Because of his outside shooting, Lucas gives Williams some flexibility along Maryland's undersized front line. He can play Lucas at power forward with Smith and Booth or at center alongside Booth and freshman Rodney Elliott. The one thing that concerns Williams is a tendency by Lucas to revert back to his past, shooting first and thinking later.

"He's going to get his shots, but he's got to be a little more selective," said Williams. "I want him to shoot when he's open."

Asked about Lucas' playing more consistent minutes this season, Williams said: "He's earned that. We'll be a better team if guys like Joe Smith and Keith Booth can down their minutes a little."

Lucas always has been one of the most reserved players on the Maryland team, a shy country guy from Memphis, Tenn. He is still reserved and polite, but the stern, sometimes sad, game face Lucas seemed to wear is slowly coming down in less serious moments.

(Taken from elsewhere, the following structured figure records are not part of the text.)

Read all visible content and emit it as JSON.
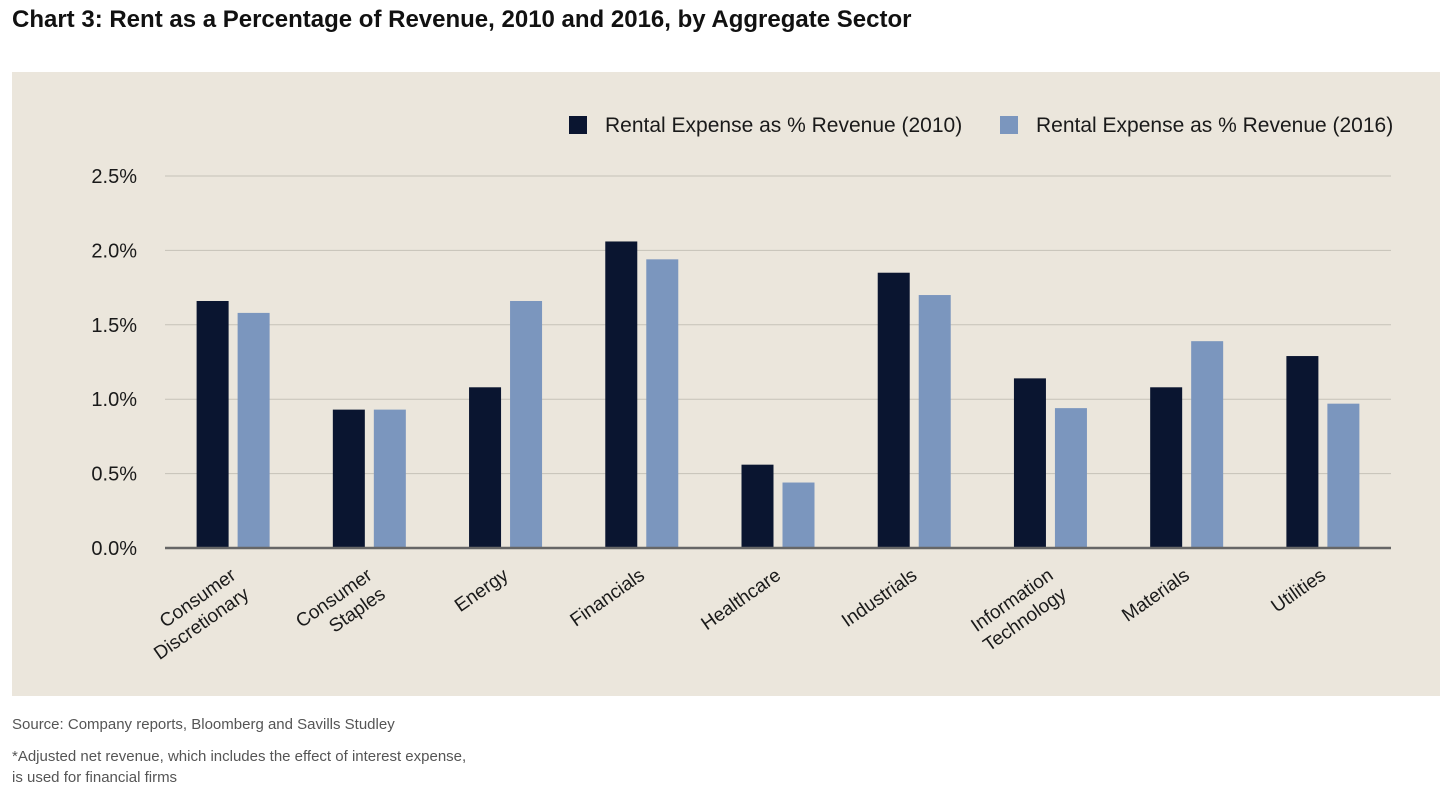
{
  "title": "Chart 3: Rent as a Percentage of Revenue, 2010 and 2016, by Aggregate Sector",
  "footnotes": {
    "source": "Source: Company reports, Bloomberg and Savills Studley",
    "revenue_note": "*Adjusted net revenue, which includes the effect of interest expense, is used for financial firms"
  },
  "cut_off_text": "",
  "colors": {
    "background": "#ebe6dc",
    "series_2010": "#0a1530",
    "series_2016": "#7b96be",
    "gridline": "#c6c2b8",
    "axis": "#666666"
  },
  "chart_data": {
    "type": "bar",
    "title": "",
    "xlabel": "",
    "ylabel": "",
    "ylim": [
      0,
      2.5
    ],
    "y_ticks": [
      0,
      0.5,
      1.0,
      1.5,
      2.0,
      2.5
    ],
    "y_tick_labels": [
      "0.0%",
      "0.5%",
      "1.0%",
      "1.5%",
      "2.0%",
      "2.5%"
    ],
    "grid": true,
    "legend_position": "top-right",
    "categories": [
      "Consumer Discretionary",
      "Consumer Staples",
      "Energy",
      "Financials",
      "Healthcare",
      "Industrials",
      "Information Technology",
      "Materials",
      "Utilities"
    ],
    "category_label_lines": [
      [
        "Consumer",
        "Discretionary"
      ],
      [
        "Consumer",
        "Staples"
      ],
      [
        "Energy"
      ],
      [
        "Financials"
      ],
      [
        "Healthcare"
      ],
      [
        "Industrials"
      ],
      [
        "Information",
        "Technology"
      ],
      [
        "Materials"
      ],
      [
        "Utilities"
      ]
    ],
    "series": [
      {
        "name": "Rental Expense as % Revenue (2010)",
        "values": [
          1.66,
          0.93,
          1.08,
          2.06,
          0.56,
          1.85,
          1.14,
          1.08,
          1.29
        ]
      },
      {
        "name": "Rental Expense as % Revenue (2016)",
        "values": [
          1.58,
          0.93,
          1.66,
          1.94,
          0.44,
          1.7,
          0.94,
          1.39,
          0.97
        ]
      }
    ]
  }
}
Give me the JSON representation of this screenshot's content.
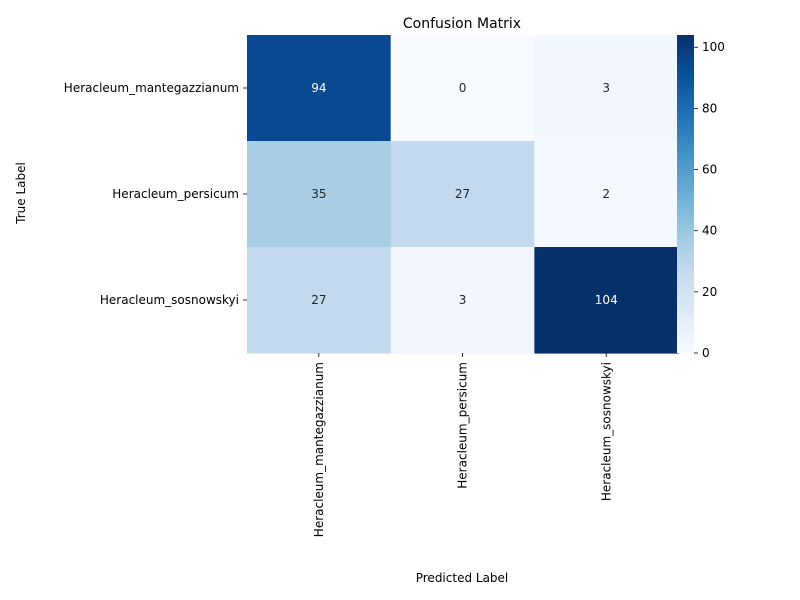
{
  "chart_data": {
    "type": "heatmap",
    "title": "Confusion Matrix",
    "xlabel": "Predicted Label",
    "ylabel": "True Label",
    "x_categories": [
      "Heracleum_mantegazzianum",
      "Heracleum_persicum",
      "Heracleum_sosnowskyi"
    ],
    "y_categories": [
      "Heracleum_mantegazzianum",
      "Heracleum_persicum",
      "Heracleum_sosnowskyi"
    ],
    "values": [
      [
        94,
        0,
        3
      ],
      [
        35,
        27,
        2
      ],
      [
        27,
        3,
        104
      ]
    ],
    "colormap": "Blues",
    "colorbar": {
      "min": 0,
      "max": 104,
      "ticks": [
        0,
        20,
        40,
        60,
        80,
        100
      ]
    }
  }
}
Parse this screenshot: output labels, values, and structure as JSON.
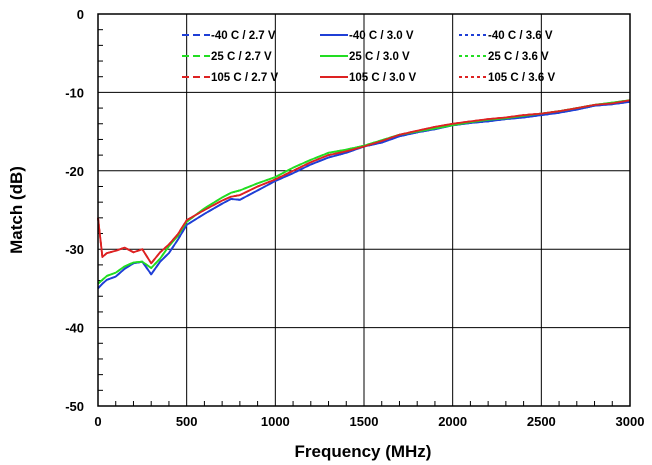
{
  "chart_data": {
    "type": "line",
    "title": "",
    "xlabel": "Frequency (MHz)",
    "ylabel": "Match (dB)",
    "xlim": [
      0,
      3000
    ],
    "ylim": [
      -50,
      0
    ],
    "xticks": [
      0,
      500,
      1000,
      1500,
      2000,
      2500,
      3000
    ],
    "yticks": [
      0,
      -10,
      -20,
      -30,
      -40,
      -50
    ],
    "grid": true,
    "legend_position": "top",
    "series": [
      {
        "name": "-40 C / 2.7 V",
        "color": "#1f3fd6",
        "dash": "dashed",
        "x": [
          0,
          25,
          50,
          100,
          150,
          200,
          250,
          300,
          350,
          400,
          450,
          500,
          600,
          700,
          750,
          800,
          900,
          1000,
          1100,
          1200,
          1300,
          1400,
          1500,
          1600,
          1700,
          1800,
          1900,
          2000,
          2100,
          2200,
          2300,
          2400,
          2500,
          2600,
          2700,
          2800,
          2900,
          3000
        ],
        "y": [
          -35,
          -34.4,
          -33.9,
          -33.5,
          -32.5,
          -31.8,
          -31.6,
          -33.2,
          -31.6,
          -30.5,
          -28.8,
          -26.9,
          -25.5,
          -24.2,
          -23.6,
          -23.7,
          -22.5,
          -21.3,
          -20.3,
          -19.2,
          -18.3,
          -17.7,
          -16.9,
          -16.4,
          -15.6,
          -15.1,
          -14.7,
          -14.2,
          -13.9,
          -13.7,
          -13.4,
          -13.2,
          -12.9,
          -12.6,
          -12.2,
          -11.7,
          -11.5,
          -11.2
        ]
      },
      {
        "name": "25 C / 2.7 V",
        "color": "#22dd22",
        "dash": "dashed",
        "x": [
          0,
          25,
          50,
          100,
          150,
          200,
          250,
          300,
          350,
          400,
          450,
          500,
          600,
          700,
          750,
          800,
          900,
          1000,
          1100,
          1200,
          1300,
          1400,
          1500,
          1600,
          1700,
          1800,
          1900,
          2000,
          2100,
          2200,
          2300,
          2400,
          2500,
          2600,
          2700,
          2800,
          2900,
          3000
        ],
        "y": [
          -34.4,
          -33.9,
          -33.4,
          -33.0,
          -32.2,
          -31.7,
          -31.6,
          -32.4,
          -31.2,
          -29.6,
          -28.3,
          -26.5,
          -24.8,
          -23.4,
          -22.8,
          -22.5,
          -21.6,
          -20.8,
          -19.6,
          -18.6,
          -17.7,
          -17.3,
          -16.8,
          -16.1,
          -15.4,
          -15.0,
          -14.6,
          -14.2,
          -13.8,
          -13.5,
          -13.3,
          -13.0,
          -12.7,
          -12.4,
          -12.0,
          -11.6,
          -11.3,
          -11.0
        ]
      },
      {
        "name": "105 C / 2.7 V",
        "color": "#dd2222",
        "dash": "dashed",
        "x": [
          0,
          25,
          50,
          100,
          150,
          200,
          250,
          300,
          350,
          400,
          450,
          500,
          600,
          700,
          750,
          800,
          900,
          1000,
          1100,
          1200,
          1300,
          1400,
          1500,
          1600,
          1700,
          1800,
          1900,
          2000,
          2100,
          2200,
          2300,
          2400,
          2500,
          2600,
          2700,
          2800,
          2900,
          3000
        ],
        "y": [
          -26,
          -31,
          -30.5,
          -30.2,
          -29.8,
          -30.4,
          -30.0,
          -31.8,
          -30.4,
          -29.4,
          -28.1,
          -26.3,
          -25.0,
          -23.8,
          -23.3,
          -23.1,
          -22.0,
          -21.1,
          -20.0,
          -18.9,
          -18.0,
          -17.5,
          -16.9,
          -16.2,
          -15.4,
          -14.9,
          -14.4,
          -14.0,
          -13.7,
          -13.4,
          -13.2,
          -12.9,
          -12.7,
          -12.4,
          -12.0,
          -11.6,
          -11.4,
          -11.0
        ]
      },
      {
        "name": "-40 C / 3.0 V",
        "color": "#1f3fd6",
        "dash": "solid",
        "x": [
          0,
          25,
          50,
          100,
          150,
          200,
          250,
          300,
          350,
          400,
          450,
          500,
          600,
          700,
          750,
          800,
          900,
          1000,
          1100,
          1200,
          1300,
          1400,
          1500,
          1600,
          1700,
          1800,
          1900,
          2000,
          2100,
          2200,
          2300,
          2400,
          2500,
          2600,
          2700,
          2800,
          2900,
          3000
        ],
        "y": [
          -35,
          -34.4,
          -33.9,
          -33.5,
          -32.5,
          -31.8,
          -31.6,
          -33.2,
          -31.6,
          -30.5,
          -28.8,
          -26.9,
          -25.5,
          -24.2,
          -23.6,
          -23.7,
          -22.5,
          -21.3,
          -20.3,
          -19.2,
          -18.3,
          -17.7,
          -16.9,
          -16.4,
          -15.6,
          -15.1,
          -14.7,
          -14.2,
          -13.9,
          -13.7,
          -13.4,
          -13.2,
          -12.9,
          -12.6,
          -12.2,
          -11.7,
          -11.5,
          -11.2
        ]
      },
      {
        "name": "25 C / 3.0 V",
        "color": "#22dd22",
        "dash": "solid",
        "x": [
          0,
          25,
          50,
          100,
          150,
          200,
          250,
          300,
          350,
          400,
          450,
          500,
          600,
          700,
          750,
          800,
          900,
          1000,
          1100,
          1200,
          1300,
          1400,
          1500,
          1600,
          1700,
          1800,
          1900,
          2000,
          2100,
          2200,
          2300,
          2400,
          2500,
          2600,
          2700,
          2800,
          2900,
          3000
        ],
        "y": [
          -34.4,
          -33.9,
          -33.4,
          -33.0,
          -32.2,
          -31.7,
          -31.6,
          -32.4,
          -31.2,
          -29.6,
          -28.3,
          -26.5,
          -24.8,
          -23.4,
          -22.8,
          -22.5,
          -21.6,
          -20.8,
          -19.6,
          -18.6,
          -17.7,
          -17.3,
          -16.8,
          -16.1,
          -15.4,
          -15.0,
          -14.6,
          -14.2,
          -13.8,
          -13.5,
          -13.3,
          -13.0,
          -12.7,
          -12.4,
          -12.0,
          -11.6,
          -11.3,
          -11.0
        ]
      },
      {
        "name": "105 C / 3.0 V",
        "color": "#dd2222",
        "dash": "solid",
        "x": [
          0,
          25,
          50,
          100,
          150,
          200,
          250,
          300,
          350,
          400,
          450,
          500,
          600,
          700,
          750,
          800,
          900,
          1000,
          1100,
          1200,
          1300,
          1400,
          1500,
          1600,
          1700,
          1800,
          1900,
          2000,
          2100,
          2200,
          2300,
          2400,
          2500,
          2600,
          2700,
          2800,
          2900,
          3000
        ],
        "y": [
          -26,
          -31,
          -30.5,
          -30.2,
          -29.8,
          -30.4,
          -30.0,
          -31.8,
          -30.4,
          -29.4,
          -28.1,
          -26.3,
          -25.0,
          -23.8,
          -23.3,
          -23.1,
          -22.0,
          -21.1,
          -20.0,
          -18.9,
          -18.0,
          -17.5,
          -16.9,
          -16.2,
          -15.4,
          -14.9,
          -14.4,
          -14.0,
          -13.7,
          -13.4,
          -13.2,
          -12.9,
          -12.7,
          -12.4,
          -12.0,
          -11.6,
          -11.4,
          -11.0
        ]
      },
      {
        "name": "-40 C / 3.6 V",
        "color": "#1f3fd6",
        "dash": "dotted",
        "x": [
          0,
          25,
          50,
          100,
          150,
          200,
          250,
          300,
          350,
          400,
          450,
          500,
          600,
          700,
          750,
          800,
          900,
          1000,
          1100,
          1200,
          1300,
          1400,
          1500,
          1600,
          1700,
          1800,
          1900,
          2000,
          2100,
          2200,
          2300,
          2400,
          2500,
          2600,
          2700,
          2800,
          2900,
          3000
        ],
        "y": [
          -35,
          -34.4,
          -33.9,
          -33.5,
          -32.5,
          -31.8,
          -31.6,
          -33.2,
          -31.6,
          -30.5,
          -28.8,
          -26.9,
          -25.5,
          -24.2,
          -23.6,
          -23.7,
          -22.5,
          -21.3,
          -20.3,
          -19.2,
          -18.3,
          -17.7,
          -16.9,
          -16.4,
          -15.6,
          -15.1,
          -14.7,
          -14.2,
          -13.9,
          -13.7,
          -13.4,
          -13.2,
          -12.9,
          -12.6,
          -12.2,
          -11.7,
          -11.5,
          -11.2
        ]
      },
      {
        "name": "25 C / 3.6 V",
        "color": "#22dd22",
        "dash": "dotted",
        "x": [
          0,
          25,
          50,
          100,
          150,
          200,
          250,
          300,
          350,
          400,
          450,
          500,
          600,
          700,
          750,
          800,
          900,
          1000,
          1100,
          1200,
          1300,
          1400,
          1500,
          1600,
          1700,
          1800,
          1900,
          2000,
          2100,
          2200,
          2300,
          2400,
          2500,
          2600,
          2700,
          2800,
          2900,
          3000
        ],
        "y": [
          -34.4,
          -33.9,
          -33.4,
          -33.0,
          -32.2,
          -31.7,
          -31.6,
          -32.4,
          -31.2,
          -29.6,
          -28.3,
          -26.5,
          -24.8,
          -23.4,
          -22.8,
          -22.5,
          -21.6,
          -20.8,
          -19.6,
          -18.6,
          -17.7,
          -17.3,
          -16.8,
          -16.1,
          -15.4,
          -15.0,
          -14.6,
          -14.2,
          -13.8,
          -13.5,
          -13.3,
          -13.0,
          -12.7,
          -12.4,
          -12.0,
          -11.6,
          -11.3,
          -11.0
        ]
      },
      {
        "name": "105 C / 3.6 V",
        "color": "#dd2222",
        "dash": "dotted",
        "x": [
          0,
          25,
          50,
          100,
          150,
          200,
          250,
          300,
          350,
          400,
          450,
          500,
          600,
          700,
          750,
          800,
          900,
          1000,
          1100,
          1200,
          1300,
          1400,
          1500,
          1600,
          1700,
          1800,
          1900,
          2000,
          2100,
          2200,
          2300,
          2400,
          2500,
          2600,
          2700,
          2800,
          2900,
          3000
        ],
        "y": [
          -26,
          -31,
          -30.5,
          -30.2,
          -29.8,
          -30.4,
          -30.0,
          -31.8,
          -30.4,
          -29.4,
          -28.1,
          -26.3,
          -25.0,
          -23.8,
          -23.3,
          -23.1,
          -22.0,
          -21.1,
          -20.0,
          -18.9,
          -18.0,
          -17.5,
          -16.9,
          -16.2,
          -15.4,
          -14.9,
          -14.4,
          -14.0,
          -13.7,
          -13.4,
          -13.2,
          -12.9,
          -12.7,
          -12.4,
          -12.0,
          -11.6,
          -11.4,
          -11.0
        ]
      }
    ]
  }
}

Smith's arrival last season helped, because of his own countrified roots and the way he jokingly called Lucas "Ice" for the treatment he needed for an assortment of bumps and bruises. But mostly it's the simple process of maturing.

"I've grown up a lot," said Lucas, "I'm trying to show my emotions more. I wouldn't do that before, but being around Coach has changed that."

A lot has changed for Lucas. His role. His body. And, mostly, his direction.